Out there in the half-dark, people
clap noisily at the last note.
The tide of sound frightens me, then lifts me up,
tosses me in a blanket of excitement.
Mum, i ask, forgetting, when can we do this again?

Mandy Macdonald


 

 

Contrition

You never knew
why I disappeared
among emeralds, lapis, and sweet paprika
you consumed
kid soft handbags
and assumed I would follow
while you browsed
……………But my curiosity was aroused
……………by high piled sandbags
……………forewarning hostilities
…………..an escaping songbird
…………..sing of new possibilities
You blamed the crowd
for your child misplaced
or my small years
for your disgrace
I’ve often wondered how long
……………it took you
……………………….to notice
……………………………………the me-shaped space?
since you demanded contrition
and to make reparation
I said…..Sorry
but if I’m honest
that’s not true
I ran off
– I chose to
‘cause that day
I’d had enough
of you

Marie-Therese Taylor


 


Loss

Heavy-lidded, half-awake, I remember the wooden yacht
dune-beached above the sheltered spot where mother

spread her tartan rug across the burning sand. Turn back!
I beg my father, unaware I’ve slept for miles, am nearly home.

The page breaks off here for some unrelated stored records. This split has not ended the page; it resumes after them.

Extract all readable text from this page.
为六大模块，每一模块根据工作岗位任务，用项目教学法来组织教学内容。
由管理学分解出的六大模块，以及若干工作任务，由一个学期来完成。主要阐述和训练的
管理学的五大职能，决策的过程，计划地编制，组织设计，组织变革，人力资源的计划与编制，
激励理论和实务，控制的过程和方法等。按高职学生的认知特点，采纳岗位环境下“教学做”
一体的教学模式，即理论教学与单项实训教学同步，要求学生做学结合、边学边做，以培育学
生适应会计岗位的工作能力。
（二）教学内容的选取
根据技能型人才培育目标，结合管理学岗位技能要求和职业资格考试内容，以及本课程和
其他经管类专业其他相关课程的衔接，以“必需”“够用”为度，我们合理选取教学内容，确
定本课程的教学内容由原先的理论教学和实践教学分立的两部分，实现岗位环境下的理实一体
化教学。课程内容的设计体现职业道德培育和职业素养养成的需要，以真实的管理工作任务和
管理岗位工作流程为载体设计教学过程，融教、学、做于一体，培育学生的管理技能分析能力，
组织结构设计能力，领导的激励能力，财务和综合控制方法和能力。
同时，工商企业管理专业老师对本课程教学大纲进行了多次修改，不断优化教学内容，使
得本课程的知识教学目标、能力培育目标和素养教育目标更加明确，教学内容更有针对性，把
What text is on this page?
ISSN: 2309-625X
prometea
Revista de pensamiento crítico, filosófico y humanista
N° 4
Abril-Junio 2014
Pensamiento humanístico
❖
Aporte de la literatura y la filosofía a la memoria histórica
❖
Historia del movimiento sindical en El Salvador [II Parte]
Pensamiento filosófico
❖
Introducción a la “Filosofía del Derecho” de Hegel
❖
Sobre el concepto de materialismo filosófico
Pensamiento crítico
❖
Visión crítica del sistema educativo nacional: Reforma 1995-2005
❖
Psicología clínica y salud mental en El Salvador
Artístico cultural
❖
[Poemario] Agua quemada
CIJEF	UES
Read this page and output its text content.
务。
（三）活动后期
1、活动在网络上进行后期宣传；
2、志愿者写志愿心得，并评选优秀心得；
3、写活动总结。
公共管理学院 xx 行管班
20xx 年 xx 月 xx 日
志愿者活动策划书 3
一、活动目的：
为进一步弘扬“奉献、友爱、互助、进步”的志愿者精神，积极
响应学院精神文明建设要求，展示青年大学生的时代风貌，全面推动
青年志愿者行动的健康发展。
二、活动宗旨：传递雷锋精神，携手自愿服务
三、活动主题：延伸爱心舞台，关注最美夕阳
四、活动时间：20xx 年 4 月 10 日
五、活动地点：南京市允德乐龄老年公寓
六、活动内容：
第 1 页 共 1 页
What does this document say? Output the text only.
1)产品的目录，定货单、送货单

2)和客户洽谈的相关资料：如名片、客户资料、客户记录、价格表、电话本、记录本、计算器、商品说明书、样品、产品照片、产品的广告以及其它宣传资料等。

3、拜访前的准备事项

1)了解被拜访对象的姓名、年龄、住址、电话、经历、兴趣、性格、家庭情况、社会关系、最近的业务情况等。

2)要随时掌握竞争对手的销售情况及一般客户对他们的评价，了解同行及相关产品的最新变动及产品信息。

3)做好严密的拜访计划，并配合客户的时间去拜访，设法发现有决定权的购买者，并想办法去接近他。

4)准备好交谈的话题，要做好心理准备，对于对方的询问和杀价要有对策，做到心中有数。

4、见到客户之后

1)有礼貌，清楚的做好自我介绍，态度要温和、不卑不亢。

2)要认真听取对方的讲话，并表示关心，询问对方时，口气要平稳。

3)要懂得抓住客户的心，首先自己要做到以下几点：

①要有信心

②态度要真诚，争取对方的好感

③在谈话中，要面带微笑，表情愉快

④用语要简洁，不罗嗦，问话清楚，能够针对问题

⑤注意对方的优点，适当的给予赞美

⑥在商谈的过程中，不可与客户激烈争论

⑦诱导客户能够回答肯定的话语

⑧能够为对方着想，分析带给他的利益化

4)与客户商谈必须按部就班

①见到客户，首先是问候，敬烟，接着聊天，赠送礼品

It’s just a boat, we’ll buy another. But I weep for my Aurora,
her blue and scarlet keel, her hull the depth of my cupped hand.

Thirty years, another coastal town, and I recall this shape of loss.
My tiny daughter, fingers clutched around her empty cone,

the vanilla globe already melting on the tarmac. I offer mine.
She turns away and points. I want that one, she keens. That’s mine.